猛暑が続くなか、炎天下での作業を強いられる農家はまさに命がけだ。さらに人手不足に高温障害と泣き面に蜂の状態。そこへスマート農業という期待の星が登場したが、なぜか約7割の農家は静観している。
中古農機具の売買専門店、農機具王は、10代から70代の農業従事者171人を対象に「猛暑と農業のリアル」に関するアンケート調査を実施した。それによると、8割を超える人が今年の夏は例年以上に暑いと答えている。これが、屋外での作業が多い農家の「体感」だ。

こうした猛暑や天候不順が作物に与える影響を聞くと、もっとも多かったのが高温障害による被害の増加だった。続いて、収量の減少、品質のばらつき、病害虫の増加など、どれも不作の要因だ。この設問は複数回答なので、実際にはこれらの問題が同時に発生している。

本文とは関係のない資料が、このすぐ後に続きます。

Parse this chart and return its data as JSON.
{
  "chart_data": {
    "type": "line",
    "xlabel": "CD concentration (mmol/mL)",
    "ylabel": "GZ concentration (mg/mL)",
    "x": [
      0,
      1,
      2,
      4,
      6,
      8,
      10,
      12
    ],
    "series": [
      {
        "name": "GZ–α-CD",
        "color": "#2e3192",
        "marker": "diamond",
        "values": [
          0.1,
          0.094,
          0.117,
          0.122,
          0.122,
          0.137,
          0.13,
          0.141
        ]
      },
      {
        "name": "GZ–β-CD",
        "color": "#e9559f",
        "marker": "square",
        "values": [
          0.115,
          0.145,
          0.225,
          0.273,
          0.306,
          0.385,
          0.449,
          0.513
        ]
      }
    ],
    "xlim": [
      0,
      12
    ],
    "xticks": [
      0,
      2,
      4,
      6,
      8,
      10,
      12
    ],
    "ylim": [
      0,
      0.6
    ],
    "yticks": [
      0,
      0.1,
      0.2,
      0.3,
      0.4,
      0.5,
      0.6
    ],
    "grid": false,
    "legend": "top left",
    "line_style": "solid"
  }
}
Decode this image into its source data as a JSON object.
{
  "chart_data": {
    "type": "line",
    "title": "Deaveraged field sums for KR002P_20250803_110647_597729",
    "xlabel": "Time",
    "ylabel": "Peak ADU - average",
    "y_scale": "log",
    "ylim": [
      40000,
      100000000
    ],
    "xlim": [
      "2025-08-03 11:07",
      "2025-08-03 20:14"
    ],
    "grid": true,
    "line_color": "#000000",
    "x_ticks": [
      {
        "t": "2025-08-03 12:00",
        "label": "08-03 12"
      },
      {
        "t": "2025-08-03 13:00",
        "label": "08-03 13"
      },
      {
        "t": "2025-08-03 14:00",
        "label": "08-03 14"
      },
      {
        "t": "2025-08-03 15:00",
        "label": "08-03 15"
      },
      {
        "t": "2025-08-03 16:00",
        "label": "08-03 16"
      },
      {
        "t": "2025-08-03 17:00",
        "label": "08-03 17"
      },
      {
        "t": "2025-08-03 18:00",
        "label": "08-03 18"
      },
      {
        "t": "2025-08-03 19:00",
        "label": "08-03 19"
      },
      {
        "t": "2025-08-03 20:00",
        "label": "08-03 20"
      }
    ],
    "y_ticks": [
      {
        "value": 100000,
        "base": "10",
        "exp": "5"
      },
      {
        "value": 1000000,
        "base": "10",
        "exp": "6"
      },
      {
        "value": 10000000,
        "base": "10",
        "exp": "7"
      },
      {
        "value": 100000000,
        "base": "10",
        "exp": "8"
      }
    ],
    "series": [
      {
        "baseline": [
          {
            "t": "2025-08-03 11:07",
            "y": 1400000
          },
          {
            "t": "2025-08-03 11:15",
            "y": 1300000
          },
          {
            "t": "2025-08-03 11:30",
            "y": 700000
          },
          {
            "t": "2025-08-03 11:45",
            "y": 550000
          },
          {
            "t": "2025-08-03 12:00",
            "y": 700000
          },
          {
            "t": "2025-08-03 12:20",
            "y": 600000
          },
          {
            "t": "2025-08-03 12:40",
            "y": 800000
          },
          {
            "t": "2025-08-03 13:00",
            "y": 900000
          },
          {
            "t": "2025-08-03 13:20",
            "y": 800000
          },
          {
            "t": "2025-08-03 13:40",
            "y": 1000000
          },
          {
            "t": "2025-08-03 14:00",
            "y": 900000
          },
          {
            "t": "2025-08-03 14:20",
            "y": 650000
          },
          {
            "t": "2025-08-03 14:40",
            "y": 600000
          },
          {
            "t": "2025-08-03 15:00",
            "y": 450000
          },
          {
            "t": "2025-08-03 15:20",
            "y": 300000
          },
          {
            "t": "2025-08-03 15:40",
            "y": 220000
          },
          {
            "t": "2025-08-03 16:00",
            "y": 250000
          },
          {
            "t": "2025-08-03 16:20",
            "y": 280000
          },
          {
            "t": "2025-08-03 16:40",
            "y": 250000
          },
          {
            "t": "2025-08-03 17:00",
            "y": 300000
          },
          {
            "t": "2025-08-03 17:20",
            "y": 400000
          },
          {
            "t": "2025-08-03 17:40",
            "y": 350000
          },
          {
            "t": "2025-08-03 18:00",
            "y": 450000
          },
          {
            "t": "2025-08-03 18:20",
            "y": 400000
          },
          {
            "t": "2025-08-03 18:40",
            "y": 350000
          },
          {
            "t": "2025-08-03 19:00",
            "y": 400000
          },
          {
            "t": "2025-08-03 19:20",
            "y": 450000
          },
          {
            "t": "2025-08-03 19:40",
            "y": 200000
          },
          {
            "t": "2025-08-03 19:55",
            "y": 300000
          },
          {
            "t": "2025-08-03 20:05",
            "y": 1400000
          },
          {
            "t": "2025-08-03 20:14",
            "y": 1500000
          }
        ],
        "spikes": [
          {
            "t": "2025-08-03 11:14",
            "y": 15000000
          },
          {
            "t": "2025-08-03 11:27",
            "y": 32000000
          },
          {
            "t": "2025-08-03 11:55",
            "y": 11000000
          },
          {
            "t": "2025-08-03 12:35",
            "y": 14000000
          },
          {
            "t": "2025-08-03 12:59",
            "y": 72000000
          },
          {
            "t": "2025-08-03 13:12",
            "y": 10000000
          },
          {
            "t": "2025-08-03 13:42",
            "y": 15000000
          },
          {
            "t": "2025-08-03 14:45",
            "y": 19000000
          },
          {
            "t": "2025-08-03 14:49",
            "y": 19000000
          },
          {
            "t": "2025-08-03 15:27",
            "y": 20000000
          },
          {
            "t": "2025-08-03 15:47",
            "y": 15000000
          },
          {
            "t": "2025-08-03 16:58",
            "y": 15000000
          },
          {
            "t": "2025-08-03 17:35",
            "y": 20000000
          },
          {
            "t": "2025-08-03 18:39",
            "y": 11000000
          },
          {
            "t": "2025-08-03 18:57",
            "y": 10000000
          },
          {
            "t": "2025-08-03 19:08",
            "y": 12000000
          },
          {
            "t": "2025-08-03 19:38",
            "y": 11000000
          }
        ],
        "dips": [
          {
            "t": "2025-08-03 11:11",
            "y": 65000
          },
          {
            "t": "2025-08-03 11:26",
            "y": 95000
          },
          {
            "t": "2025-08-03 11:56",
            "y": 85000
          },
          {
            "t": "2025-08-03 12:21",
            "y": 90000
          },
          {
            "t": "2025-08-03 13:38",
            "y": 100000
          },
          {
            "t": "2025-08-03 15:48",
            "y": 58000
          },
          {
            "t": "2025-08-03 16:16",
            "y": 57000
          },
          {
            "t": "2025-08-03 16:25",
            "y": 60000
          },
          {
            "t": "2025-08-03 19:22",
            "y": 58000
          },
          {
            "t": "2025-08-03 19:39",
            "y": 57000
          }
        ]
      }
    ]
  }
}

「土壌の乾燥、今まであまり気にならなかった害虫の発生に困っている」、「例年の秋に獣が田んぼに入ることがあったが、今年は早くも入られて一部イネを食われた。食われたのは初めてで、何の獣かわからない」といった意見から、気象変動による予想外の影響も示されている。

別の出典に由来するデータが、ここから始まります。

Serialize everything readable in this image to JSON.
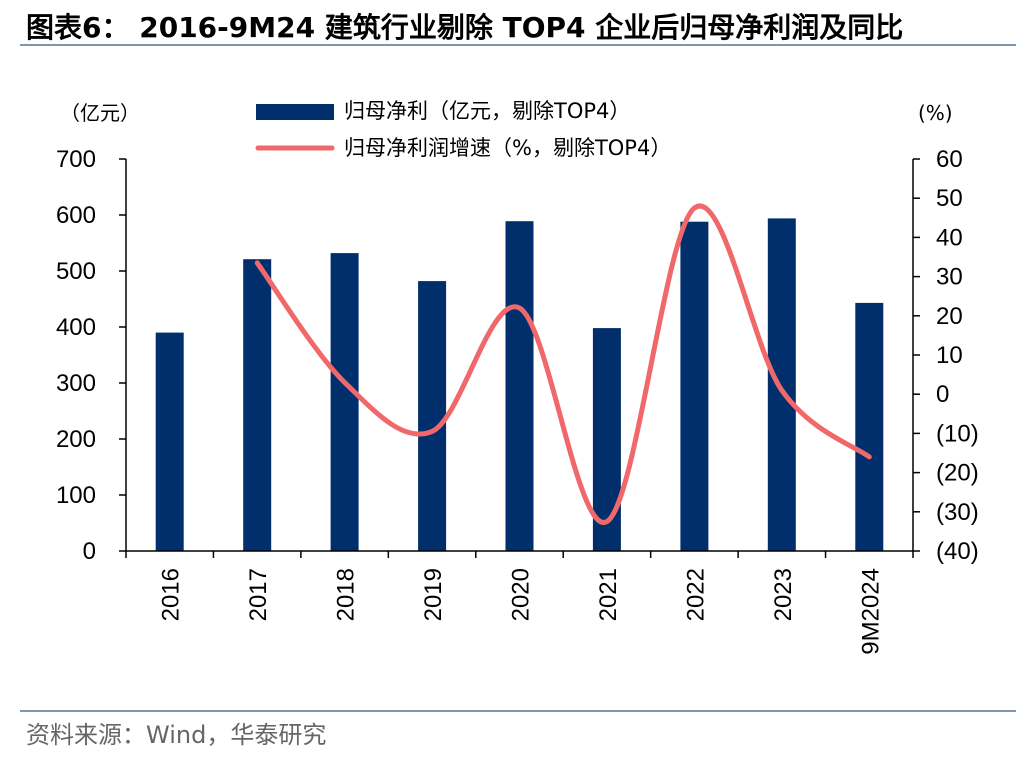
{
  "header": {
    "title": "图表6： 2016-9M24 建筑行业剔除 TOP4 企业后归母净利润及同比"
  },
  "footer": {
    "source": "资料来源：Wind，华泰研究"
  },
  "chart_data": {
    "type": "bar",
    "categories": [
      "2016",
      "2017",
      "2018",
      "2019",
      "2020",
      "2021",
      "2022",
      "2023",
      "9M2024"
    ],
    "series": [
      {
        "name": "归母净利（亿元，剔除TOP4）",
        "type": "bar",
        "axis": "left",
        "color": "#002f6c",
        "values": [
          390,
          521,
          532,
          482,
          589,
          398,
          588,
          594,
          443
        ]
      },
      {
        "name": "归母净利润增速（%，剔除TOP4）",
        "type": "line",
        "axis": "right",
        "color": "#f0686a",
        "values": [
          null,
          33.5,
          3.0,
          -9.5,
          22.0,
          -32.5,
          47.5,
          1.0,
          -16.0
        ]
      }
    ],
    "left_axis": {
      "unit": "（亿元）",
      "ylim": [
        0,
        700
      ],
      "ticks": [
        "0",
        "100",
        "200",
        "300",
        "400",
        "500",
        "600",
        "700"
      ]
    },
    "right_axis": {
      "unit": "(%)",
      "ylim": [
        -40,
        60
      ],
      "ticks": [
        "(40)",
        "(30)",
        "(20)",
        "(10)",
        "0",
        "10",
        "20",
        "30",
        "40",
        "50",
        "60"
      ]
    },
    "legend_position": "top-center",
    "grid": false
  }
}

人手不足を感じている農家はおよそ5割。ただし、「そもそも外部の人手は使っていない」と答えた2割は、人手が足りて安定しているとは限らない。人が集まらない、給料が払えないなどの事情から、小さな規模に制限せざるをえないことも考えられる。高齢化と暑さで作業時間や作業人数が限られ、「時間があっても動けない」生産者も少なくないと農機具王は話す。人手不足の以前に、手も足も出ない状態のようだ。